The association highlighted several problematic provisions in the budget:

• Excise Tax on Locally Produced Alcoholic Beverages: ALI condemned the new tax on alcoholic drinks produced in Lebanon, warning that it would cripple local manufacturers, increase consumer prices, and negatively impact the recovering tourism sector. The association also pointed out that regional countries are easing restrictions on alcohol, making Lebanon’s decision even more questionable.

• Disproportionate Taxation on Domestic vs. Imported Alcohol: ALI revealed that the excise tax imposed on Lebanese-produced alcoholic beverages is higher than that on imported products, raising concerns about unfair competition and the potential closure of local factories.

• New Taxes on Sugary Drinks: The budget introduces a seven percent excise tax on soft drinks and fruit juices containing sugar. ALI warned that this would hurt low-income consumers while making Lebanese products less competitive against imports from Arab countries, which benefit from trade agreements that exempt them from customs duties. The association cautioned that this measure could lead to factory closures, job losses, and increased reliance on imports.


ALI urged the minister of finance, industry, and economy to intervene immediately to prevent economic damage, arguing that these taxes could backfire by reducing consumption and lowering VAT revenues.

The association said that despite the challenges of war, Lebanon’s treasury had achieved a budget surplus in 2024 without introducing additional taxes. The industrialists’ group demanded the government suspend the new taxes and submit an urgent bill to Parliament to repeal them, warning that the current policy risks harming both the economy and state revenues.

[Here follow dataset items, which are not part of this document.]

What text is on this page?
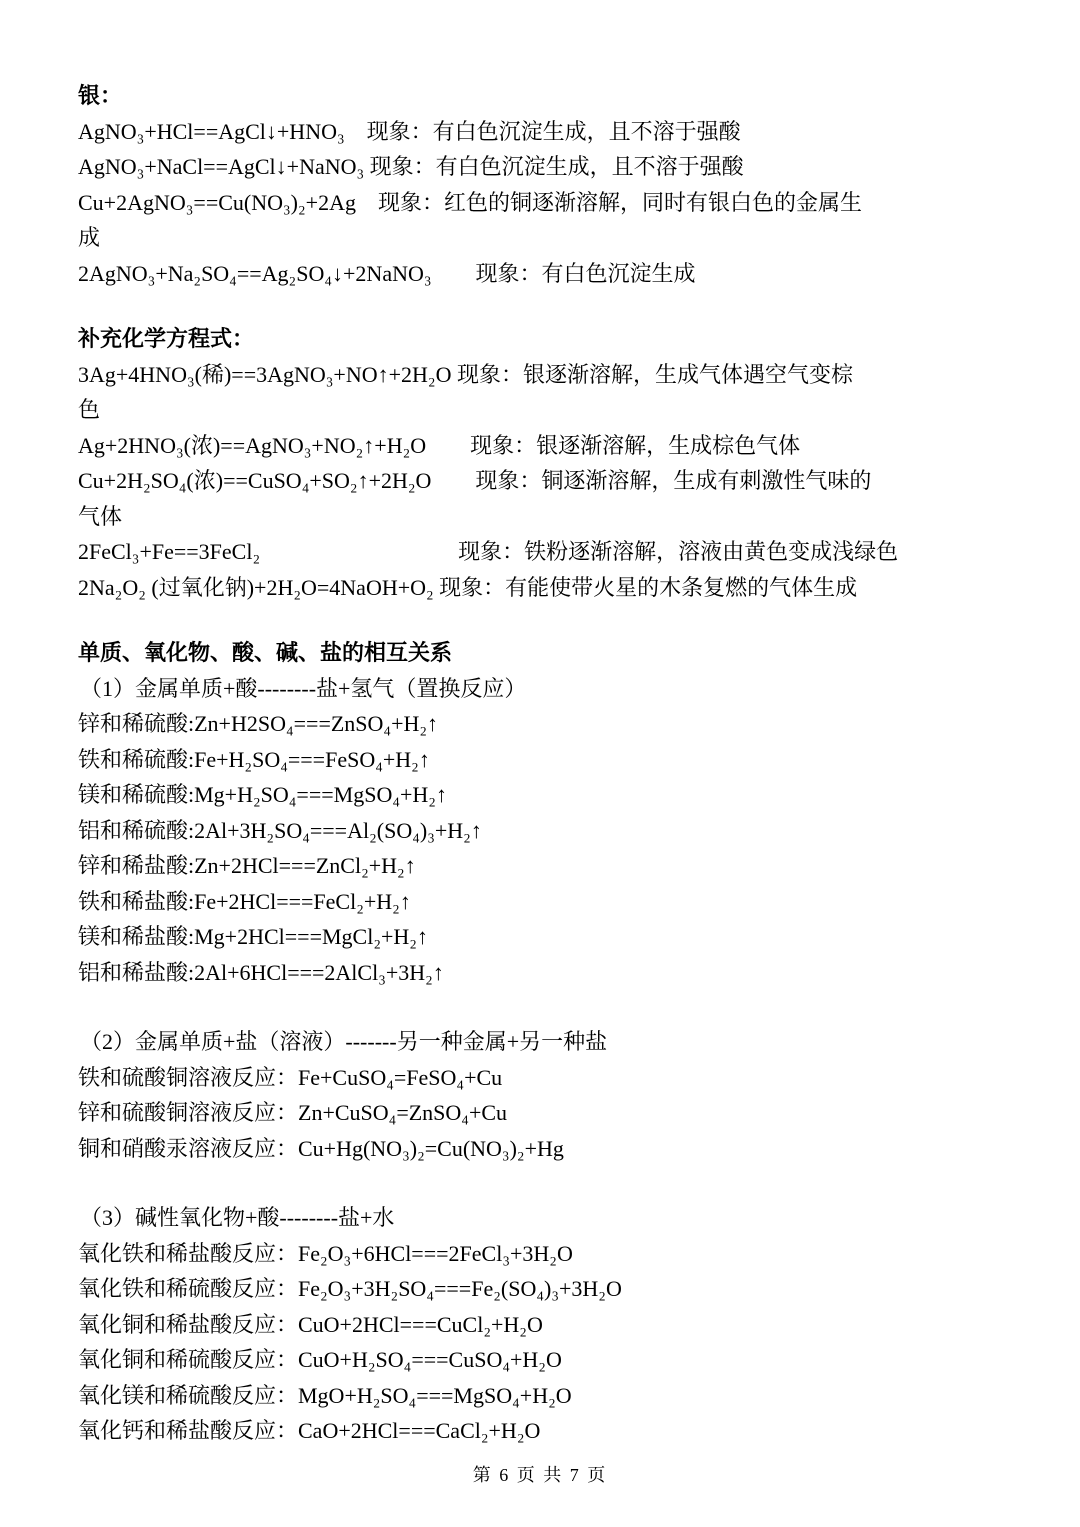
银：

AgNO₃+HCl==AgCl↓+HNO₃　现象：有白色沉淀生成，且不溶于强酸

AgNO₃+NaCl==AgCl↓+NaNO₃ 现象：有白色沉淀生成，且不溶于强酸

Cu+2AgNO₃==Cu(NO₃)₂+2Ag　现象：红色的铜逐渐溶解，同时有银白色的金属生

成

2AgNO₃+Na₂SO₄==Ag₂SO₄↓+2NaNO₃　　现象：有白色沉淀生成

补充化学方程式：

3Ag+4HNO₃(稀)==3AgNO₃+NO↑+2H₂O 现象：银逐渐溶解，生成气体遇空气变棕

色

Ag+2HNO₃(浓)==AgNO₃+NO₂↑+H₂O　　现象：银逐渐溶解，生成棕色气体

Cu+2H₂SO₄(浓)==CuSO₄+SO₂↑+2H₂O　　现象：铜逐渐溶解，生成有刺激性气味的

气体

2FeCl₃+Fe==3FeCl₂　　　　　　　　　现象：铁粉逐渐溶解，溶液由黄色变成浅绿色

2Na₂O₂ (过氧化钠)+2H₂O=4NaOH+O₂ 现象：有能使带火星的木条复燃的气体生成

单质、氧化物、酸、碱、盐的相互关系

（1）金属单质+酸--------盐+氢气（置换反应）

锌和稀硫酸:Zn+H2SO₄===ZnSO₄+H₂↑

铁和稀硫酸:Fe+H₂SO₄===FeSO₄+H₂↑

镁和稀硫酸:Mg+H₂SO₄===MgSO₄+H₂↑

铝和稀硫酸:2Al+3H₂SO₄===Al₂(SO₄)₃+H₂↑

锌和稀盐酸:Zn+2HCl===ZnCl₂+H₂↑

铁和稀盐酸:Fe+2HCl===FeCl₂+H₂↑

镁和稀盐酸:Mg+2HCl===MgCl₂+H₂↑

铝和稀盐酸:2Al+6HCl===2AlCl₃+3H₂↑

（2）金属单质+盐（溶液）-------另一种金属+另一种盐

铁和硫酸铜溶液反应：Fe+CuSO₄=FeSO₄+Cu

锌和硫酸铜溶液反应：Zn+CuSO₄=ZnSO₄+Cu

铜和硝酸汞溶液反应：Cu+Hg(NO₃)₂=Cu(NO₃)₂+Hg

（3）碱性氧化物+酸--------盐+水

氧化铁和稀盐酸反应：Fe₂O₃+6HCl===2FeCl₃+3H₂O

氧化铁和稀硫酸反应：Fe₂O₃+3H₂SO₄===Fe₂(SO₄)₃+3H₂O

氧化铜和稀盐酸反应：CuO+2HCl===CuCl₂+H₂O

氧化铜和稀硫酸反应：CuO+H₂SO₄===CuSO₄+H₂O

氧化镁和稀硫酸反应：MgO+H₂SO₄===MgSO₄+H₂O

氧化钙和稀盐酸反应：CaO+2HCl===CaCl₂+H₂O

第 6 页 共 7 页
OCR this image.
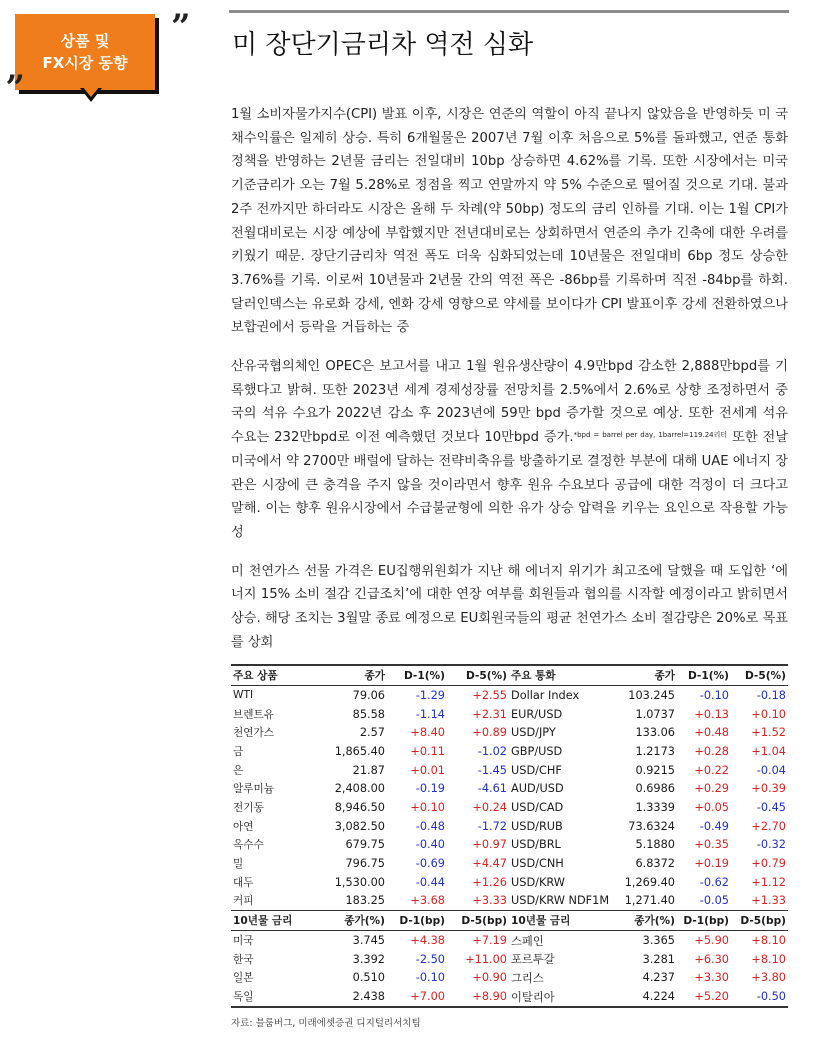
상품 및
FX시장 동향
”
„
미 장단기금리차 역전 심화

1월 소비자물가지수(CPI) 발표 이후, 시장은 연준의 역할이 아직 끝나지 않았음을 반영하듯 미 국채수익률은 일제히 상승. 특히 6개월물은 2007년 7월 이후 처음으로 5%를 돌파했고, 연준 통화 정책을 반영하는 2년물 금리는 전일대비 10bp 상승하면 4.62%를 기록. 또한 시장에서는 미국 기준금리가 오는 7월 5.28%로 정점을 찍고 연말까지 약 5% 수준으로 떨어질 것으로 기대. 불과 2주 전까지만 하더라도 시장은 올해 두 차례(약 50bp) 정도의 금리 인하를 기대. 이는 1월 CPI가 전월대비로는 시장 예상에 부합했지만 전년대비로는 상회하면서 연준의 추가 긴축에 대한 우려를 키웠기 때문. 장단기금리차 역전 폭도 더욱 심화되었는데 10년물은 전일대비 6bp 정도 상승한 3.76%를 기록. 이로써 10년물과 2년물 간의 역전 폭은 -86bp를 기록하며 직전 -84bp를 하회. 달러인덱스는 유로화 강세, 엔화 강세 영향으로 약세를 보이다가 CPI 발표이후 강세 전환하였으나 보합권에서 등락을 거듭하는 중

산유국협의체인 OPEC은 보고서를 내고 1월 원유생산량이 4.9만bpd 감소한 2,888만bpd를 기록했다고 밝혀. 또한 2023년 세계 경제성장률 전망치를 2.5%에서 2.6%로 상향 조정하면서 중국의 석유 수요가 2022년 감소 후 2023년에 59만 bpd 증가할 것으로 예상. 또한 전세계 석유 수요는 232만bpd로 이전 예측했던 것보다 10만bpd 증가.$^{*bpd = barrel per day, 1barrel=119.24리터}$ 또한 전날 미국에서 약 2700만 배럴에 달하는 전략비축유를 방출하기로 결정한 부분에 대해 UAE 에너지 장관은 시장에 큰 충격을 주지 않을 것이라면서 향후 원유 수요보다 공급에 대한 걱정이 더 크다고 말해. 이는 향후 원유시장에서 수급불균형에 의한 유가 상승 압력을 키우는 요인으로 작용할 가능성

미 천연가스 선물 가격은 EU집행위원회가 지난 해 에너지 위기가 최고조에 달했을 때 도입한 ‘에너지 15% 소비 절감 긴급조치’에 대한 연장 여부를 회원들과 협의를 시작할 예정이라고 밝히면서 상승. 해당 조치는 3월말 종료 예정으로 EU회원국들의 평균 천연가스 소비 절감량은 20%로 목표를 상회

주요 상품	종가	D-1(%)	D-5(%)	주요 통화	종가	D-1(%)	D-5(%)
WTI	79.06	-1.29	+2.55	Dollar Index	103.245	-0.10	-0.18
브렌트유	85.58	-1.14	+2.31	EUR/USD	1.0737	+0.13	+0.10
천연가스	2.57	+8.40	+0.89	USD/JPY	133.06	+0.48	+1.52
금	1,865.40	+0.11	-1.02	GBP/USD	1.2173	+0.28	+1.04
은	21.87	+0.01	-1.45	USD/CHF	0.9215	+0.22	-0.04
알루미늄	2,408.00	-0.19	-4.61	AUD/USD	0.6986	+0.29	+0.39
전기동	8,946.50	+0.10	+0.24	USD/CAD	1.3339	+0.05	-0.45
아연	3,082.50	-0.48	-1.72	USD/RUB	73.6324	-0.49	+2.70
옥수수	679.75	-0.40	+0.97	USD/BRL	5.1880	+0.35	-0.32
밀	796.75	-0.69	+4.47	USD/CNH	6.8372	+0.19	+0.79
대두	1,530.00	-0.44	+1.26	USD/KRW	1,269.40	-0.62	+1.12
커피	183.25	+3.68	+3.33	USD/KRW NDF1M	1,271.40	-0.05	+1.33
10년물 금리	종가(%)	D-1(bp)	D-5(bp)	10년물 금리	종가(%)	D-1(bp)	D-5(bp)
미국	3.745	+4.38	+7.19	스페인	3.365	+5.90	+8.10
한국	3.392	-2.50	+11.00	포르투갈	3.281	+6.30	+8.10
일본	0.510	-0.10	+0.90	그리스	4.237	+3.30	+3.80
독일	2.438	+7.00	+8.90	이탈리아	4.224	+5.20	-0.50
자료: 블룸버그, 미래에셋증권 디지털리서치팀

Echoing ALI's concerns, the Lebanese Franchise Association (LFA) called on the government to take measures that do not destroy the economy and growth.

LFA welcomed the government's promise to amend the fees and taxes included in the 2025 budget. It said that the new government has adopted the budget of the former cabinet, but that the window is still open to rectify the mechanism adopted to issue the budget and to address the issues it creates.

It said that the franchise sector is integrated with the industrial and tourism sectors, and therefore any harm to either of them directly affects its members. “Reform measures should be carefully considered, far from destructive haste,” said LFA in a statement.